The Five Dumbest Things on Wall Street This Week
The Five Dumbest Things on Wall Street: Feb. 29
02/29/08 - 06:28 AM EST
5. Yahoo!'s Galvanizing Distraction
A single word uttered by Yahoo!'sYHOO fearful leader this week caught our fancy and earned Jerry Yang a candidacy for this week's list. But then he uttered a second, which vaulted him over the top. First up, though: the first.
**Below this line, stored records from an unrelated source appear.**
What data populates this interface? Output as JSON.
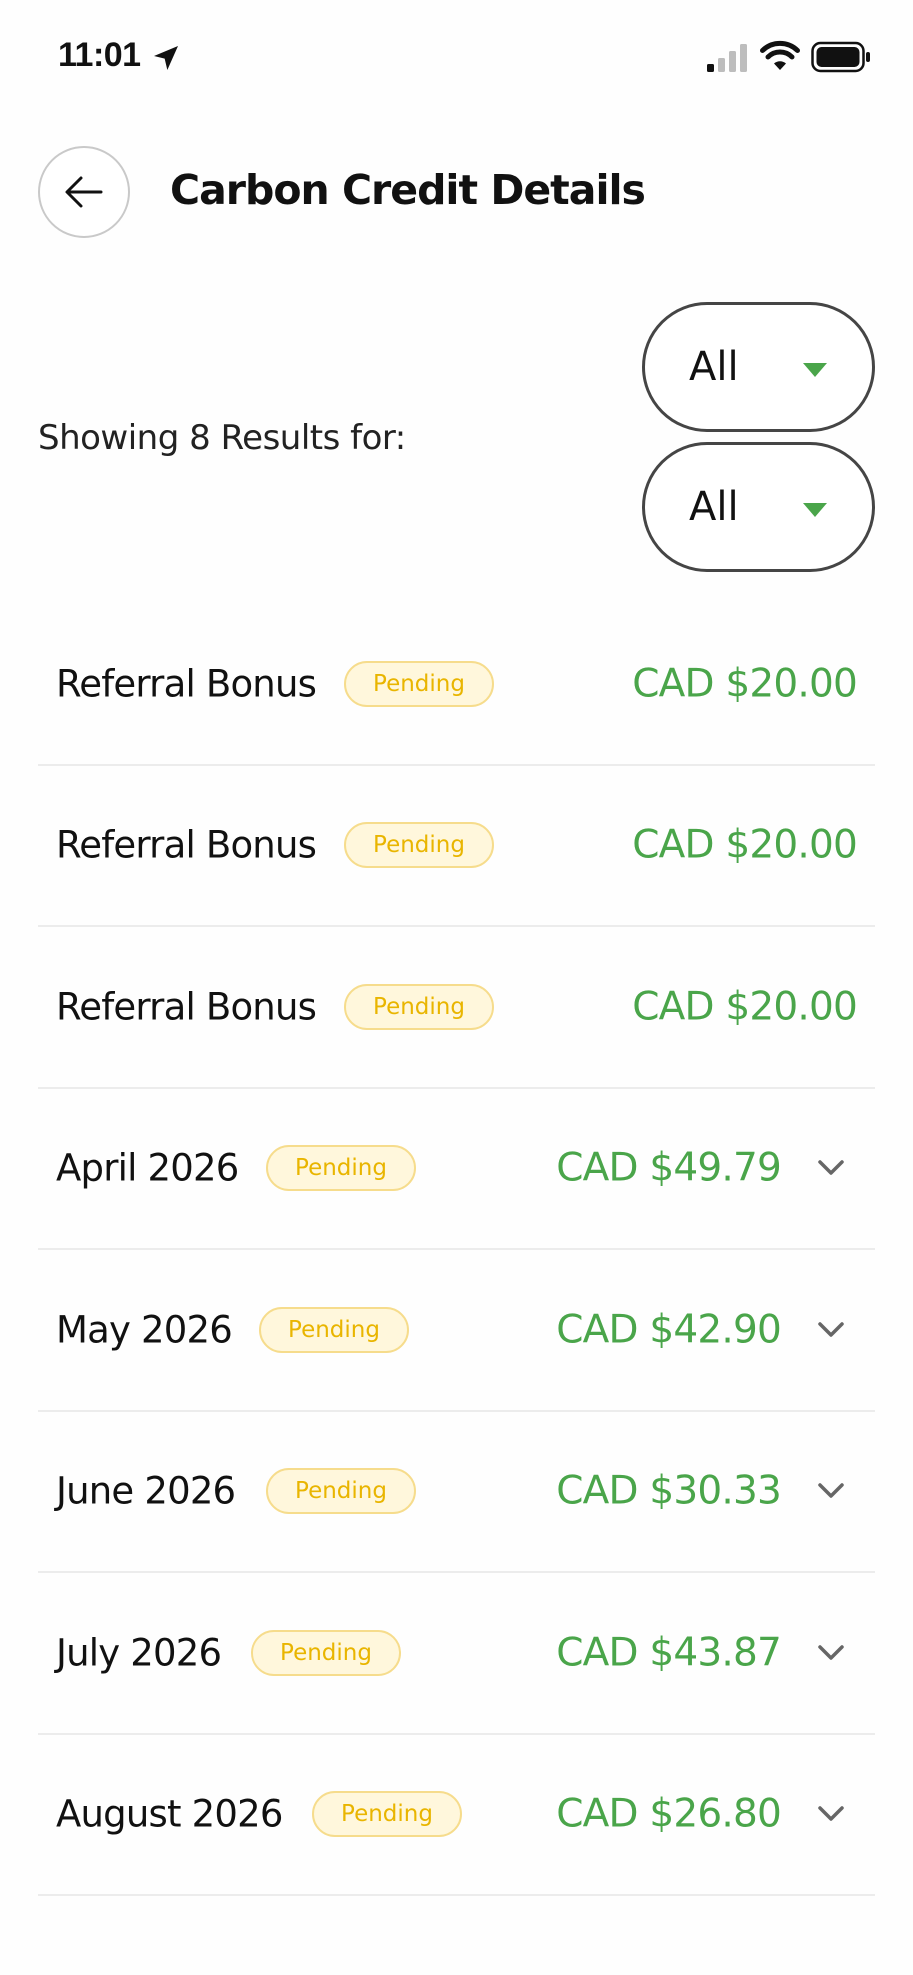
{
  "status_bar": {
    "time": "11:01",
    "icons": [
      "location-arrow-icon",
      "signal-icon",
      "wifi-icon",
      "battery-icon"
    ]
  },
  "header": {
    "title": "Carbon Credit Details",
    "back_icon": "arrow-left-icon"
  },
  "filters": {
    "results_label": "Showing 8 Results for:",
    "dropdown_1": {
      "value": "All"
    },
    "dropdown_2": {
      "value": "All"
    }
  },
  "colors": {
    "accent_green": "#4aa54a",
    "pending_text": "#e9b500",
    "pending_bg": "#fff7dc"
  },
  "items": [
    {
      "label": "Referral Bonus",
      "status": "Pending",
      "amount": "CAD $20.00",
      "expandable": false
    },
    {
      "label": "Referral Bonus",
      "status": "Pending",
      "amount": "CAD $20.00",
      "expandable": false
    },
    {
      "label": "Referral Bonus",
      "status": "Pending",
      "amount": "CAD $20.00",
      "expandable": false
    },
    {
      "label": "April 2026",
      "status": "Pending",
      "amount": "CAD $49.79",
      "expandable": true
    },
    {
      "label": "May 2026",
      "status": "Pending",
      "amount": "CAD $42.90",
      "expandable": true
    },
    {
      "label": "June 2026",
      "status": "Pending",
      "amount": "CAD $30.33",
      "expandable": true
    },
    {
      "label": "July 2026",
      "status": "Pending",
      "amount": "CAD $43.87",
      "expandable": true
    },
    {
      "label": "August 2026",
      "status": "Pending",
      "amount": "CAD $26.80",
      "expandable": true
    }
  ]
}
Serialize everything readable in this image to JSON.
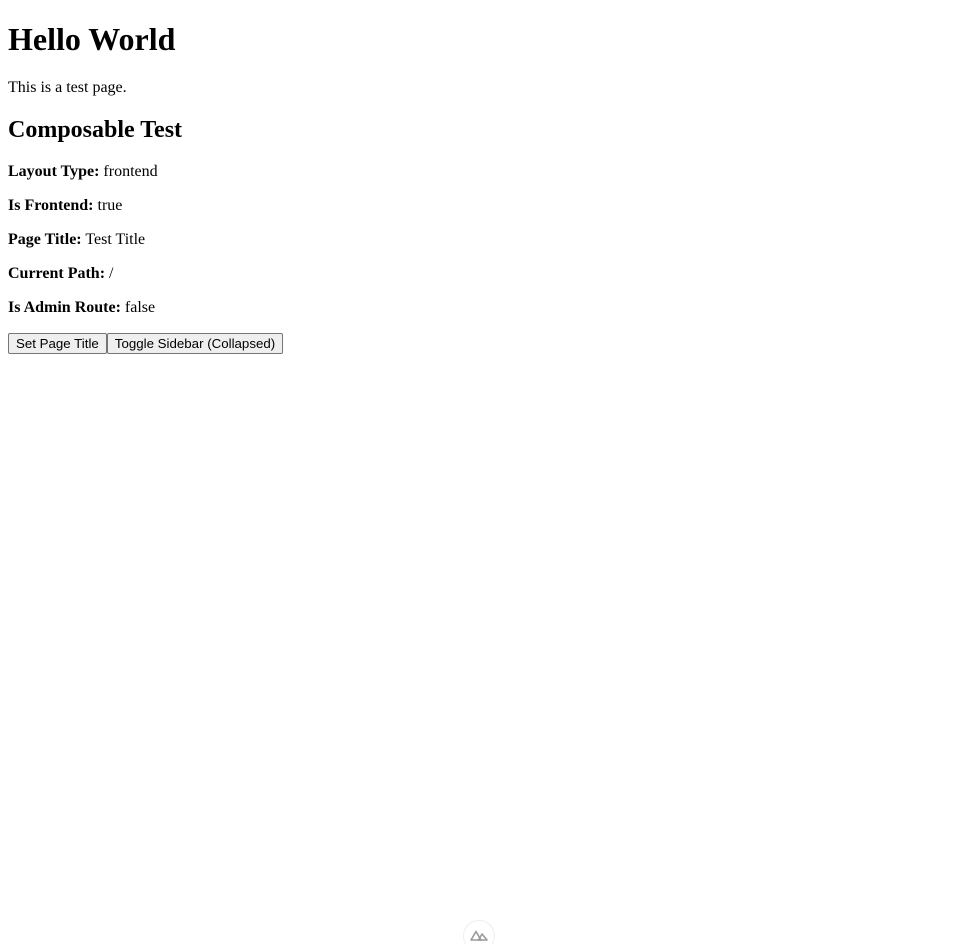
{
  "page": {
    "heading": "Hello World",
    "intro": "This is a test page."
  },
  "composable": {
    "heading": "Composable Test",
    "rows": [
      {
        "label": "Layout Type:",
        "value": "frontend"
      },
      {
        "label": "Is Frontend:",
        "value": "true"
      },
      {
        "label": "Page Title:",
        "value": "Test Title"
      },
      {
        "label": "Current Path:",
        "value": "/"
      },
      {
        "label": "Is Admin Route:",
        "value": "false"
      }
    ]
  },
  "buttons": {
    "set_page_title": "Set Page Title",
    "toggle_sidebar": "Toggle Sidebar (Collapsed)"
  },
  "devtools": {
    "icon": "nuxt-logo-icon"
  }
}
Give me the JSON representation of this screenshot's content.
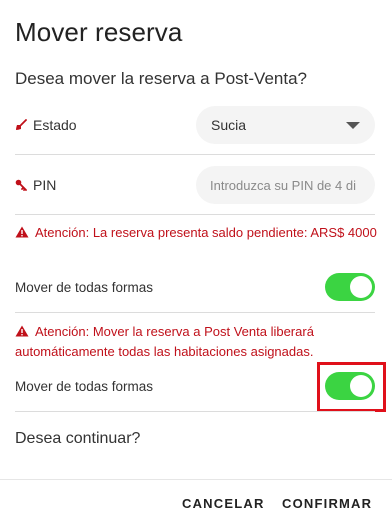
{
  "dialog": {
    "title": "Mover reserva",
    "question": "Desea mover la reserva a Post-Venta?",
    "continue_question": "Desea continuar?"
  },
  "estado": {
    "label": "Estado",
    "icon": "broom-icon",
    "selected": "Sucia"
  },
  "pin": {
    "label": "PIN",
    "icon": "key-icon",
    "value": "",
    "placeholder": "Introduzca su PIN de 4 di"
  },
  "warnings": [
    {
      "text": "Atención: La reserva presenta saldo pendiente: ARS$ 4000",
      "toggle_label": "Mover de todas formas",
      "toggle_on": true
    },
    {
      "text": "Atención: Mover la reserva a Post Venta liberará automáticamente todas las habitaciones asignadas.",
      "toggle_label": "Mover de todas formas",
      "toggle_on": true
    }
  ],
  "actions": {
    "cancel": "CANCELAR",
    "confirm": "CONFIRMAR"
  },
  "colors": {
    "accent_red": "#c0101a",
    "toggle_on": "#3bd442",
    "highlight": "#e0101a"
  }
}
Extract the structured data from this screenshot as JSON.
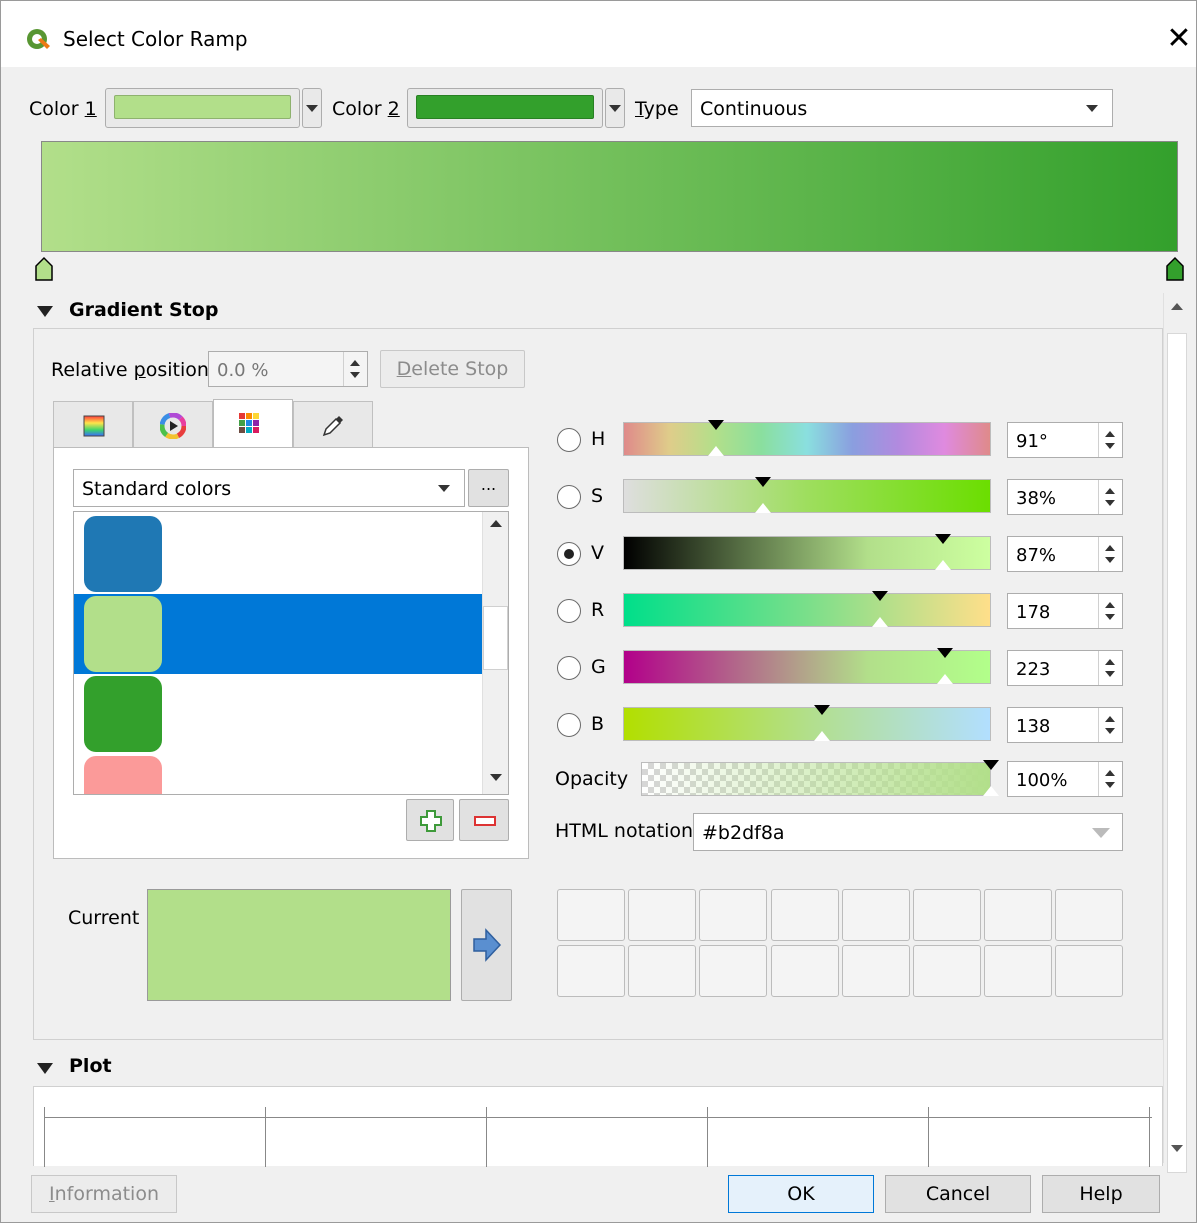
{
  "window": {
    "title": "Select Color Ramp",
    "close_symbol": "✕"
  },
  "top_row": {
    "color1_label": "Color ",
    "color1_accel": "1",
    "color1_value": "#b2df8a",
    "color2_label": "Color ",
    "color2_accel": "2",
    "color2_value": "#33a02c",
    "type_label_accel": "T",
    "type_label_rest": "ype",
    "type_value": "Continuous"
  },
  "ramp": {
    "start_color": "#b2df8a",
    "end_color": "#33a02c"
  },
  "gradient_stop": {
    "header": "Gradient Stop",
    "relative_position_label_a": "Relative ",
    "relative_position_label_accel": "p",
    "relative_position_label_b": "osition",
    "relative_position_value": "0.0 %",
    "delete_stop_accel": "D",
    "delete_stop_rest": "elete Stop"
  },
  "swatches": {
    "scheme": "Standard colors",
    "more_button": "...",
    "items": [
      {
        "color": "#1f78b4"
      },
      {
        "color": "#b2df8a"
      },
      {
        "color": "#33a02c"
      },
      {
        "color": "#fb9a99"
      }
    ],
    "selected_index": 1
  },
  "channels": [
    {
      "key": "h",
      "label": "H",
      "value": "91°",
      "level": 0.253
    },
    {
      "key": "s",
      "label": "S",
      "value": "38%",
      "level": 0.38
    },
    {
      "key": "v",
      "label": "V",
      "value": "87%",
      "level": 0.87,
      "checked": true
    },
    {
      "key": "r",
      "label": "R",
      "value": "178",
      "level": 0.698
    },
    {
      "key": "g",
      "label": "G",
      "value": "223",
      "level": 0.875
    },
    {
      "key": "b",
      "label": "B",
      "value": "138",
      "level": 0.541
    }
  ],
  "opacity": {
    "label": "Opacity",
    "value": "100%",
    "level": 1.0
  },
  "html_notation": {
    "label": "HTML notation",
    "value": "#b2df8a"
  },
  "current": {
    "label": "Current",
    "color": "#b2df8a"
  },
  "plot": {
    "header": "Plot"
  },
  "buttons": {
    "information_accel": "I",
    "information_rest": "nformation",
    "ok": "OK",
    "cancel": "Cancel",
    "help": "Help"
  },
  "colors": {
    "accent": "#0078d7",
    "selection": "#0078d7"
  }
}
Pontificating at the Interactive Advertising Bureau conference this week, Yang, who came back to lead Yahoo! and has succeeded only in spinning the company's wheels as it remains stuck in the swamps of Sunnyvale, said that Microsoft'sMSFT unsolicited $42 billion bid had "galvanized" Yahoo!. "We are very focused," he said. "It's been a galvanizing event for everyone at Yahoo!" Many who heard the remark were also focused on it, to the point of furrowing their brows and scratching out their ear canals. I guess one man's galvanized is another man's euthanized. Let me explain. It is indeed a fair estimate to say that a $42 billion bid is an energizing, take-notice gesture if ever there were one. As a result, Yang's first comment deserves inclusion on this list for the pure audaciousness with which Yang reaches for the obvious. But generality is the enemy of both art and public statements, and the fact that you can drive a flatbed through the meaning of the word galvanized makes it even dopier. Galvanized to finally get Yahoo! in fine fettle? Or galvanized to take that Gates loot and run? We may never know, but what we do know is this: just a couple of days later, Yahoo! whined in an SEC filing that Microsoft's bid had been -- well, the antonym of galvanized, if there even is one. After 48 hours or so of deep reflection, the leaders of Yahoo! intoned: The Microsoft bid had proved: "a significant distraction for our management and employees." But I thought counting unrealized gains was galvanizing? Can it possibly be galvanizing to the point of distraction?
Dumb-o-meter score: 75.
The most unfortunate side-effect of this dim use of language is not that shareholders have to take a protective order out on Yahoo!'s next utterance. It's the wincingly bad headlines that follow. Look at this dark beauty from the New York Post: "Yahoo! Chief's Yin, Yang on M'Soft Bid."